Personal information
- Full name: John Burgess
- Born: 22 November 1880 Carlton Curlieu, Leicestershire, England
- Died: 2 November 1952 (aged 71) East Carlton, Northamptonshire, England
- Batting: Right-handed
- Role: Wicket-keeper
- Relations: Henry Burgess (brother) Robert Fetherstonhaugh (nephew)

Domestic team information
- 1902–1913: Leicestershire

Career statistics
| Competition | First-class |
| Matches | 12 |
| Runs scored | 230 |
| Batting average | 12.77 |
| 100s/50s | –/– |
| Top score | 39 |
| Balls bowled | – |
| Wickets | – |
| Bowling average | – |
| 5 wickets in innings | – |
| 10 wickets in match | – |
| Best bowling | – |
| Catches/stumpings | 7/2 |
- Source: Cricinfo, 19 January 2013

= John Burgess (cricketer, born 1880) =

English cricketer

John Burgess (22 November 1880 – 2 November 1953) was an English cricketer. Burgess was a right-handed batsman who played as a wicket-keeper. He was born at Carlton Curlieu, Leicestershire.

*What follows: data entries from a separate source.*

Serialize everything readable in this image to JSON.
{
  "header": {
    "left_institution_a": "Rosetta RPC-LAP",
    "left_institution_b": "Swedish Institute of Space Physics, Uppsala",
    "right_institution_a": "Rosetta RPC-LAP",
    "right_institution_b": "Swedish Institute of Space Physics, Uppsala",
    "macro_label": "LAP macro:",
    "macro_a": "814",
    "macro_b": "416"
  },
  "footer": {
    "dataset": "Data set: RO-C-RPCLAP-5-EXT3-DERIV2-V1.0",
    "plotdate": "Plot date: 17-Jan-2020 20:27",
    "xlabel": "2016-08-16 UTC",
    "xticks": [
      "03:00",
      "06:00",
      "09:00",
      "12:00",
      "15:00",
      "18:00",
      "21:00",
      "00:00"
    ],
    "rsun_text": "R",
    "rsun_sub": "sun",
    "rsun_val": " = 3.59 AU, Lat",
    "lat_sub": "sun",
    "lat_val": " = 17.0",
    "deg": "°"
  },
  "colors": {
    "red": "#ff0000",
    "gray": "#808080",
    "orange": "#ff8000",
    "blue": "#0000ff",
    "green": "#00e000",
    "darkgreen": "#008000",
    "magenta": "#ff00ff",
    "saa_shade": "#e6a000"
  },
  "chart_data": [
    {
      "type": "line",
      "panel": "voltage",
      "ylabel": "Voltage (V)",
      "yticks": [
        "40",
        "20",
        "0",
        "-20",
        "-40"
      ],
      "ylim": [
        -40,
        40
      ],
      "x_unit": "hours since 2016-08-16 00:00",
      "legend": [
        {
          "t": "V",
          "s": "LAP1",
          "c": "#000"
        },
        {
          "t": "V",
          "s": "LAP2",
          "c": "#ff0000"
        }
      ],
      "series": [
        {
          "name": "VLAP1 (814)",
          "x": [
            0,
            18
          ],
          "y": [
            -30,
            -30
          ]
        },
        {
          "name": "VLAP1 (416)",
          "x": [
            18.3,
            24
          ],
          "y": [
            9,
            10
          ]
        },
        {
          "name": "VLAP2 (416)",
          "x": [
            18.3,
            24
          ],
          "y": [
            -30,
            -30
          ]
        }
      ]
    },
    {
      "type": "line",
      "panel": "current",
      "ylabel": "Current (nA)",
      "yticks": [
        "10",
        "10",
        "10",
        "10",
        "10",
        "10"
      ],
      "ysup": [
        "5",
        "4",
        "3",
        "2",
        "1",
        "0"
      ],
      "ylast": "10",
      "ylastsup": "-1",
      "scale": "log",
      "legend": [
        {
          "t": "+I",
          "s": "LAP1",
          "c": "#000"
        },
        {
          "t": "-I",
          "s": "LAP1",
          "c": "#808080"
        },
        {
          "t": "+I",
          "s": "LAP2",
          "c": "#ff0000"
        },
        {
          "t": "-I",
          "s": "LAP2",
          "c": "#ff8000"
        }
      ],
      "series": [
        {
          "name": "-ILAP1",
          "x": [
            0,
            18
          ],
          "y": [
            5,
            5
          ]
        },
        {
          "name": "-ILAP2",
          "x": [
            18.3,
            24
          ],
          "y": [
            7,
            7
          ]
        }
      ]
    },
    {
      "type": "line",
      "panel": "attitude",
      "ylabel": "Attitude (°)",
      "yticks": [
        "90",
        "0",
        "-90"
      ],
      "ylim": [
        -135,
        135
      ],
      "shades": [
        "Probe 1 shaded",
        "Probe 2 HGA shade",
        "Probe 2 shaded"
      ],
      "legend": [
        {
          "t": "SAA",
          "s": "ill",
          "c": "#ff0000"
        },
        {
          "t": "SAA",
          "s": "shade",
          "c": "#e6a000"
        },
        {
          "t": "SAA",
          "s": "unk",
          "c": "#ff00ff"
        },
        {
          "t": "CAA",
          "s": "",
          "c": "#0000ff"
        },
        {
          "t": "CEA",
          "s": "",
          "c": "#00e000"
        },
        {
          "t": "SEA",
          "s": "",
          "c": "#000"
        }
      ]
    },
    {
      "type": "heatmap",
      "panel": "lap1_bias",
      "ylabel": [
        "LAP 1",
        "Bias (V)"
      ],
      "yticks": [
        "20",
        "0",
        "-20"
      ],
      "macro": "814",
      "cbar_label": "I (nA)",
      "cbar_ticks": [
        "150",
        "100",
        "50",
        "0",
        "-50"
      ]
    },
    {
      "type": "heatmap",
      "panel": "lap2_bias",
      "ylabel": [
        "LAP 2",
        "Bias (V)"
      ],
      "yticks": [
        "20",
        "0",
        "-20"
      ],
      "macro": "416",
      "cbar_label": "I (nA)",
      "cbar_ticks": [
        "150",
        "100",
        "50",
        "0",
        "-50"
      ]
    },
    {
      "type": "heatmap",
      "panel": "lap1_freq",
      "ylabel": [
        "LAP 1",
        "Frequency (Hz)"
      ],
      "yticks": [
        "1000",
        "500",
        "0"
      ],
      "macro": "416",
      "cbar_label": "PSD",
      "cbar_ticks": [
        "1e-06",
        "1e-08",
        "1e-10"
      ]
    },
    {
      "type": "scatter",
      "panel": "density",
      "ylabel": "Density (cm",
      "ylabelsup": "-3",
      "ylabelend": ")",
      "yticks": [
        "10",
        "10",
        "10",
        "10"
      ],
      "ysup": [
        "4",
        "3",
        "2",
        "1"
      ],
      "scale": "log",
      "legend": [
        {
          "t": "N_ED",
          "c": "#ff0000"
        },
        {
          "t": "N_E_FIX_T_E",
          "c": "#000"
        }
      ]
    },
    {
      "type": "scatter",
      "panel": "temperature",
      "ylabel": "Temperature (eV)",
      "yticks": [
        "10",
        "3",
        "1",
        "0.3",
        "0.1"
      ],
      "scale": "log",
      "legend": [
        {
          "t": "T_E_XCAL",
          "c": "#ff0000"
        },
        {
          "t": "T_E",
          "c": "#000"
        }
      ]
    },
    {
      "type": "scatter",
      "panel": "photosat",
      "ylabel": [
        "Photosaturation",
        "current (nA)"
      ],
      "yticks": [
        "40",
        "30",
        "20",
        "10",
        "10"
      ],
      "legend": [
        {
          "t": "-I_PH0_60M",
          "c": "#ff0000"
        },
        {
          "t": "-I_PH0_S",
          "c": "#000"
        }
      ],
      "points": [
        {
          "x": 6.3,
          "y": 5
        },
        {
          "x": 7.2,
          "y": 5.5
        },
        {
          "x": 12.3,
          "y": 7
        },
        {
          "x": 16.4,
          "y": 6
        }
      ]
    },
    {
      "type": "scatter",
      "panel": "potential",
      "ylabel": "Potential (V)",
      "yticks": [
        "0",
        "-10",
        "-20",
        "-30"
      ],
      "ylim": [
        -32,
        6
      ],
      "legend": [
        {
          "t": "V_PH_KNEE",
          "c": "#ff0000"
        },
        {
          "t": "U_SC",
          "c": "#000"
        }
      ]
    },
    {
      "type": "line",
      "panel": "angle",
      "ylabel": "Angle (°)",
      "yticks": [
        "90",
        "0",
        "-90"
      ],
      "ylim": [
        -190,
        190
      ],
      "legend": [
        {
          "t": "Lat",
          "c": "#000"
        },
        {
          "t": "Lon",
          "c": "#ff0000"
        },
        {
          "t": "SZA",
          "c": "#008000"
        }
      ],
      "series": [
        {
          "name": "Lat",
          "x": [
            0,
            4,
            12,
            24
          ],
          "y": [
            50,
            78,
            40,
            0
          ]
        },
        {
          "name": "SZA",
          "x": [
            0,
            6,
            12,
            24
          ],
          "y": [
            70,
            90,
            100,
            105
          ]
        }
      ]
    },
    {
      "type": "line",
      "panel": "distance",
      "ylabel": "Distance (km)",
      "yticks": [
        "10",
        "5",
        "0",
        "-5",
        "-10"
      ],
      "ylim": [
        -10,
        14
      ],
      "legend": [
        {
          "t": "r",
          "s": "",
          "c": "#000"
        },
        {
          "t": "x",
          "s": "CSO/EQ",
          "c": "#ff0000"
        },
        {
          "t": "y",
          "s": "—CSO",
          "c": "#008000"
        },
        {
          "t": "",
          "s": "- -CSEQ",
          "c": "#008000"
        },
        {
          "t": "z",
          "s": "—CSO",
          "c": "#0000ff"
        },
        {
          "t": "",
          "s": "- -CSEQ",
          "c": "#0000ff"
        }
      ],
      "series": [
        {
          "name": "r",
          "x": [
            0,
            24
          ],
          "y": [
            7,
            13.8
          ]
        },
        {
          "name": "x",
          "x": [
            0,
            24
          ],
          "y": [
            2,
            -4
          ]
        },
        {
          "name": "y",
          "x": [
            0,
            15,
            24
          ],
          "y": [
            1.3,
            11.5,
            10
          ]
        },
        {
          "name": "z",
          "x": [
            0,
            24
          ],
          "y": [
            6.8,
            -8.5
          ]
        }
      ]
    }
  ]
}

Burgess made his first-class debut for Leicestershire against Worcestershire at Aylestone Road, Leicester in the 1902 County Championship, with him making five further appearances in that season. His next appearance for the county in first-class cricket came in 1908, with two appearances that season, before making a single appearance in the 1911 County Championship and two appearances in the 1913 County Championship, the second of which saw Kent play Leicestershire at the St Lawrence Ground, Canterbury. In his twelve first-class matches for Leicestershire, he scored a total of 230 runs at an average of 12.77, with a high score of 39. Behind the stumps he took seven catches and made two stumpings.

He died at East Carlton, Northamptonshire on 2 November 1953. His brother Henry Burgess and nephew Robert Fetherstonhaugh both played first-class cricket.